There is no clear reason why Ajax, founded in 1900, became known as a Jewish club. Amsterdam has always had the largest Jewish population in the Netherlands and the club had two Jewish presidents in the 1960's and 1970's. It has had Jewish players at various times. The club, which owns 73 percent of the listed company that owns the team, also has some Jews among its 400 members, but no greater a percentage than their representation in the city's general population. There are no Jews on the club's current board.

"The club has no real Jewish origins," said John C. Jaakke, the club's dapper president, speaking before the Eindhoven game.
Nonetheless, the club became identified in the public mind with Jews in the 1950's, and by the 1970's, opposing fans began to call Ajax supporters Jews. The supporters adopted the identity in a spirit of defiance.

Mr. Jaakke said the trend had bothered the club's management for the past 10 years, and many Jewish supporters have complained that it makes them uncomfortable. Finally, last year, during a period of national debate about the language being used in soccer stadiums, the board decided to take the opportunity to address the issue. One of the main catalysts for that debate was not anti-Semitic chants, but chants calling the well-known girlfriend of an Ajax player a prostitute.

Mr. Jaakke called a meeting with representatives of the club's two main supporters' associations last year to communicate the management's concerns. Mr. Coronel, the son of Holocaust survivors, spoke to them about how hurtful the language was to Jews. Finally, in his New Year's speech, Mr. Jaakke expressed the management's desire that fans drop their pretended Jewish identity.

"Not only Jews are bothered by this," said Mr. Jaakke, "I'm not Jewish and I hate it, too."

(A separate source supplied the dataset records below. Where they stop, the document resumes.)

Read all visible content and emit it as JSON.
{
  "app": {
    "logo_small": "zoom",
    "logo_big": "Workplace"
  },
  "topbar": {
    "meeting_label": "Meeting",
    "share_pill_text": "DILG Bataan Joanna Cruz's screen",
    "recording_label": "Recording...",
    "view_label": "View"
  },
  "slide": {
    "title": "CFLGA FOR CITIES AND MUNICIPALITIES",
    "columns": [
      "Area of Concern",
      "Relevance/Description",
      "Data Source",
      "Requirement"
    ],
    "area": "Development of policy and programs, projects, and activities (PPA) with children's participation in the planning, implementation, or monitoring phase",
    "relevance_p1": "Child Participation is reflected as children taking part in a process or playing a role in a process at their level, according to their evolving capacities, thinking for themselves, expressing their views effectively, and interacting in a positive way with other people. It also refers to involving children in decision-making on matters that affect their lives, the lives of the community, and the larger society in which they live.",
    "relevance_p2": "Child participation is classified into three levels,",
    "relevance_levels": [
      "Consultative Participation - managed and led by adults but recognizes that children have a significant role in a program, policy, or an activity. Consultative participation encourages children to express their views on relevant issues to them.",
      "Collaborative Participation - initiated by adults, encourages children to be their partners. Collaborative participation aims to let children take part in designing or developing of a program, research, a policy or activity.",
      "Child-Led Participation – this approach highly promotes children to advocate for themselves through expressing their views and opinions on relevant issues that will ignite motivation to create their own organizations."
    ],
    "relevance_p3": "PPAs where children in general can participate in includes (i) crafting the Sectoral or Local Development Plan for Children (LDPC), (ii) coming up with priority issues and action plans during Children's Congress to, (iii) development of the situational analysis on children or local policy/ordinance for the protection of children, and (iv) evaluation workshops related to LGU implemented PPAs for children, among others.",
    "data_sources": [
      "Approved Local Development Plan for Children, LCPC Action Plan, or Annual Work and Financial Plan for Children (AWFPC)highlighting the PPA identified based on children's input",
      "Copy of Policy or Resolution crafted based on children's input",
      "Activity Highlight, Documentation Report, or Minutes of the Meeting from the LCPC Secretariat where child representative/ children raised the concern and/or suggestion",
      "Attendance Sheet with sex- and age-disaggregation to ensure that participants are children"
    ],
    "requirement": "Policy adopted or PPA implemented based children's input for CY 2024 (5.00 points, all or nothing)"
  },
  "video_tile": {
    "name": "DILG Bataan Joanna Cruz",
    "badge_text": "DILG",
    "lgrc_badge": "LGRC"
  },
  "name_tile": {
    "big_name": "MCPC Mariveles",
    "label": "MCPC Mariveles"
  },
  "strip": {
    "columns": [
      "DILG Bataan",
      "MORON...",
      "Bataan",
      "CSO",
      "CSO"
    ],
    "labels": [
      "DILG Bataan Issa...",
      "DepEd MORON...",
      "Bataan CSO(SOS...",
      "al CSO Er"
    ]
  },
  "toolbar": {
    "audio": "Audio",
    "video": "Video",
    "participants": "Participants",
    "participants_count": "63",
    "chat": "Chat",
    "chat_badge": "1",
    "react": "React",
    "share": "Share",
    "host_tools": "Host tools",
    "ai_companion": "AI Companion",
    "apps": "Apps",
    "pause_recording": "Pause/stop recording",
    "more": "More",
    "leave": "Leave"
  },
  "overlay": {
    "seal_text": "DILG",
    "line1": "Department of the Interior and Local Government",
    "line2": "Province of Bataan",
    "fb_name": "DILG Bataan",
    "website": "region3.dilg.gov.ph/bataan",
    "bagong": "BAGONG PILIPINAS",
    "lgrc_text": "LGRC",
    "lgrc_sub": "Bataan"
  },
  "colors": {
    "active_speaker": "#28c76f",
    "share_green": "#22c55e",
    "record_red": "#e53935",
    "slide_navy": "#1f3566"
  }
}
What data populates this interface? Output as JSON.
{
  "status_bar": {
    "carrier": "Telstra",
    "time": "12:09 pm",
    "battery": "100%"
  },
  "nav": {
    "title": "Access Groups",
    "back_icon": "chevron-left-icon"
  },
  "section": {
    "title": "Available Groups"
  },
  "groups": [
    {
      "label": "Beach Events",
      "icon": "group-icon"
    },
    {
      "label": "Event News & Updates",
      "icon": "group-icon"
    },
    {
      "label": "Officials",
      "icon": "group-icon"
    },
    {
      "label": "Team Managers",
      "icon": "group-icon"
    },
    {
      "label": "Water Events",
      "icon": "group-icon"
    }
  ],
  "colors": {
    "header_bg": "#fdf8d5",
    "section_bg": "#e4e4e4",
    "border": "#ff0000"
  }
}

The club has asked an independent committee, headed by the Dutch foreign minister, to discuss the issue and try to come up with a strategy for ending the practice. Mr. Jaakke said there had been some suggestion that fans substitute the word "Goden," or gods, for "Joden," or Jews, and call themselves "sons of gods," on the logic that Ajax was a sort of god.

Mr. Jaakke conceded that forcing the fans to change their behavior was a daunting task. "It's difficult for the supporters because it has become part of their identity," he said. "Many people are walking around with Jewish stars tattooed on their bodies and they're not Jewish at all."

Standing in a section behind the goal reserved for hard-core Ajax fans, the leader of the more fanatical of the teams' two supporter associations said he understood that it hurt Jews who lost family members during the war, but complained that it was the fault of other teams' fans.

"We don't say anything that hurts anyone," said the tall, sharp-featured man who would give only his first name, Henk. "Even if we stopped, they'd still call us Jews."

A cheer of "Let's go, Jews, let's go!" started up among the fans around him.

"It'll never change," he said. "It's been our identity for almost 30 years - you can't erase it." He tugged down the neck of his shirt to reveal a large light-blue star of David tattooed on his chest with the word AJAX emblazoned above it in black gothic letters.